Dr. Foos said there might have been some details that were lost in the pieces of images shown. He explained that our attention seems to be drawn to the most emotional aspect of our event. The rest of the details are not as important.

He asked the audience, “Is the fear of snake learned or innate?” He showed an example of an experiment with rhesus monkeys. The monkeys were given a snake to play with, but their parents did not play with it.

After the baby was in one cage watching the mother’s reaction that backs away, the baby then backs away as well. “Almost anything that causes fear is a learned mechanism,” said Dr. Foos. Fear can be passed on socially by observing others.

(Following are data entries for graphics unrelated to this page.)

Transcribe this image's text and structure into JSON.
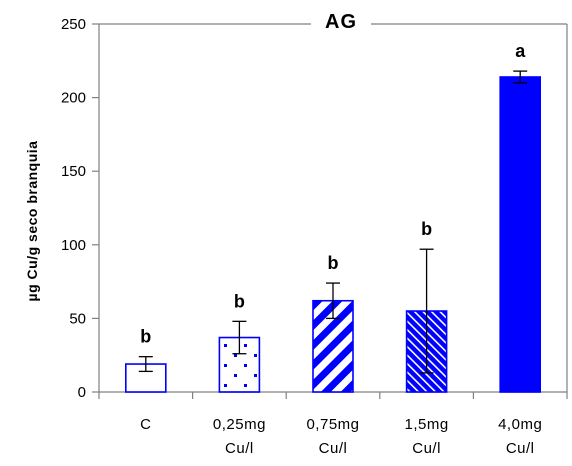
{
  "chart_data": {
    "type": "bar",
    "title": "AG",
    "xlabel": "",
    "ylabel": "µg Cu/g seco branquia",
    "ylim": [
      0,
      250
    ],
    "yticks": [
      0,
      50,
      100,
      150,
      200,
      250
    ],
    "grid": false,
    "categories": [
      [
        "C"
      ],
      [
        "0,25mg",
        "Cu/l"
      ],
      [
        "0,75mg",
        "Cu/l"
      ],
      [
        "1,5mg",
        "Cu/l"
      ],
      [
        "4,0mg",
        "Cu/l"
      ]
    ],
    "values": [
      19,
      37,
      62,
      55,
      214
    ],
    "error": [
      5,
      11,
      12,
      42,
      4
    ],
    "significance": [
      "b",
      "b",
      "b",
      "b",
      "a"
    ],
    "colors": {
      "main": "#0000ff",
      "axis": "#808080"
    },
    "fills": [
      "outline",
      "dots",
      "diagonal-wide",
      "diagonal-dense",
      "solid"
    ]
  }
}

Dr. Foos elaborated on the biological aspects of memory, such as the areas of the brain. The Hippocampus is our personal DVR where details are stored. The Amygdala is the center for emotions.

He explained that our memory of emotional events depend on the level of emotion and arousal.

“The area of the brain that becomes active when you experience physical brain is the anterior cingulate cortex,” said Dr. Foos.

This is also the same area of the brain that gets affected when we experience social pain. “Research shows that if individuals take Tylenol prior to being rejected, they don’t feel any pain. It’s not so bad,” said Dr. Foos. They are also more likely to get it out of their memory.

Dr. Foos concluded by applauding the Neurology club for their efforts. “I love how productive you have been and how widespread your events have been,” he said.

“Being able to analyze research data and interpret its correlation to daily life is a key skill for any student,” said Aisa Hyska, a member of the Neurology Club.

“UM-Dearborn offers great neurology and psychology research opportunities for undergraduates, and many of them reside within the natural sciences and psychology departments,” she said.

The Neurology Club will be hosting speakers from Backyard Brains, a company from Ann Arbor that enables everyone to be a neuroscientist, on March 26 in Kochoff A from 4:30-6:30 pm.